Gravierendes ändern?
Das dürfte der richtige Weg für Timo sein, damit umzugehen. Vielleicht gibt es aber irgendwann auch den Punkt, an dem er etwas Gravierendes ändert: Das Team oder sogar die Rennserie wechseln, eine neue Motivation finden. Mein Rat an ihn: Stell dir die Frage, ob Du noch Spaß daran hast, was Du tust. Vielleicht liegt in der Antwort eine Lösung für eines der Probleme oder auch eine Antwort darauf, was für die Zukunft richtig ist.
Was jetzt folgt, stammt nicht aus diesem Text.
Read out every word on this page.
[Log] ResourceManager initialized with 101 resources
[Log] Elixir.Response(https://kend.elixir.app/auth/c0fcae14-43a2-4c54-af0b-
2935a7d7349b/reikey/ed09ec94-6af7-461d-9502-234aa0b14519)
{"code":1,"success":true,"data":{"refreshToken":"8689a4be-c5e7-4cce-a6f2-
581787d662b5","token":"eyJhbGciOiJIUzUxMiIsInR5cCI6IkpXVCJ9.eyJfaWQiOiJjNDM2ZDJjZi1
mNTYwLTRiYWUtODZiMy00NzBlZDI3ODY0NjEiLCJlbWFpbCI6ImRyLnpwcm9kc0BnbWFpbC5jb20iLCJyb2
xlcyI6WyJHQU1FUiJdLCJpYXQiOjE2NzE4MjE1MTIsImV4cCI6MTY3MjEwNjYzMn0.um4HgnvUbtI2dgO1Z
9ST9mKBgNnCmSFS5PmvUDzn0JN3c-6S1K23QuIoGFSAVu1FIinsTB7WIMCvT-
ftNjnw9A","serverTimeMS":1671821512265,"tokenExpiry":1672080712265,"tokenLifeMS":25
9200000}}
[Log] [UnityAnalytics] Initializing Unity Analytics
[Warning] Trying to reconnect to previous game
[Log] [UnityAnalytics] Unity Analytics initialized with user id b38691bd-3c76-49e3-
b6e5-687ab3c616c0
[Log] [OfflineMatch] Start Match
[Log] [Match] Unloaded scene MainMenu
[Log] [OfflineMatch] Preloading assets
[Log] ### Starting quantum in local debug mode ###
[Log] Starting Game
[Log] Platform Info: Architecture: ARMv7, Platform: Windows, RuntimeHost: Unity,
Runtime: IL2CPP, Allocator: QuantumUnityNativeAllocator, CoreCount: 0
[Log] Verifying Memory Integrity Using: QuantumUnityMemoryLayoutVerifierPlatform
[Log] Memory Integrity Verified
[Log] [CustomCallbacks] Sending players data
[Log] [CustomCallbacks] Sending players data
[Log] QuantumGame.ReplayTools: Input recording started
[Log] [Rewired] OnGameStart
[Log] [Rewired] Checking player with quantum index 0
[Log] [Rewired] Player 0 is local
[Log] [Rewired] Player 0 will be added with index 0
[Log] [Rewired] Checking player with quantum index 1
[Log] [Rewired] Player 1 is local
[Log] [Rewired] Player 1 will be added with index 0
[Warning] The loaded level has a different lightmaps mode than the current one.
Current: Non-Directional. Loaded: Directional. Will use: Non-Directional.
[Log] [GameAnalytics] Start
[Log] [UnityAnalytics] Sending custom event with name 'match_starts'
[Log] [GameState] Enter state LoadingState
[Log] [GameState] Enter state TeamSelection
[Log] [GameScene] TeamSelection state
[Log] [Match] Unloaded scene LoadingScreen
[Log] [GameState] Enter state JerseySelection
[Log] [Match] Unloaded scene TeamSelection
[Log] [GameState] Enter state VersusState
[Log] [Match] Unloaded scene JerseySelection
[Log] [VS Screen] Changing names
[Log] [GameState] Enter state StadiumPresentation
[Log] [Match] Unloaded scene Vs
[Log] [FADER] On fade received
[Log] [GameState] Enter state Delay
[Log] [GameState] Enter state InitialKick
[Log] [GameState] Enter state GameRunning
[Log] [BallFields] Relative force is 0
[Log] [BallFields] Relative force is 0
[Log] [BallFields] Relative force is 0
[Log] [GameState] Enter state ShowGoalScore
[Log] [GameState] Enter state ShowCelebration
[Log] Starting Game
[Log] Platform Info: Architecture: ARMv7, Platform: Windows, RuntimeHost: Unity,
Das Gegenteil von Timo erlebt im Moment Rene Rast, bei dem einfach alles funktioniert. Es ist auch bei ihm teilweise nicht zu erklären. Es sieht aus, als ob es ihm einfach so von der Hand geht.

Rast im „Hamilton-Stil“
Er macht einen blöden Spruch, steigt ins Auto und fährt alle in Grund und Boden: Ein bisschen im „Hamilton-Stil“. Er hat in den entscheidenden Situationen immer das Glück auf seiner Seite oder trifft die richtige Entscheidung. Er überrascht die DTM, die Gegner und die Teamkollegen immer wieder aufs Neue. Das muss ihm erst mal einer nachmachen.

Klar ist: Mit dem Erfolg kommt eine gewisse Lockerheit. Dinge, über die du dir jahrelang einen Kopf gemacht hast, funktionieren plötzlich. Zweifel? Sind ganz weit weg.

Das Interessante: Ich habe ihn bei DTM-Sichtungslehrgängen vor seinem Einstieg 2017 beobachten können, und da war er im Vergleich zu den meisten anderen Fahrern immer deutlich zu langsam. Es war enttäuschend: Er hatte das Auftreten, dass er der Beste sei, hat es aber nie hinbekommen. Aber zu sehen, wie er sich jetzt entwickelt hat, spricht dafür, dass er ein harter Arbeiter ist, analysiert, was falsch läuft und das Talent hat, aus seinen Fehlern zu lernen.

Sein Pfund für den Titelkampf: Er schafft es, nah an die 100 Prozent zu kommen und dieses perfekte Gefühl immer wieder abzurufen. Und selbst wenn es mal nicht so für ihn läuft, kann er sich aus der Situation wieder herausarbeiten. Deshalb ist er auch für Assen der klare Favorit. Und auch für den Rest der Saison.

In diesem Sinne: Viel Spaß in Assen oder bei ran racing in SAT.1.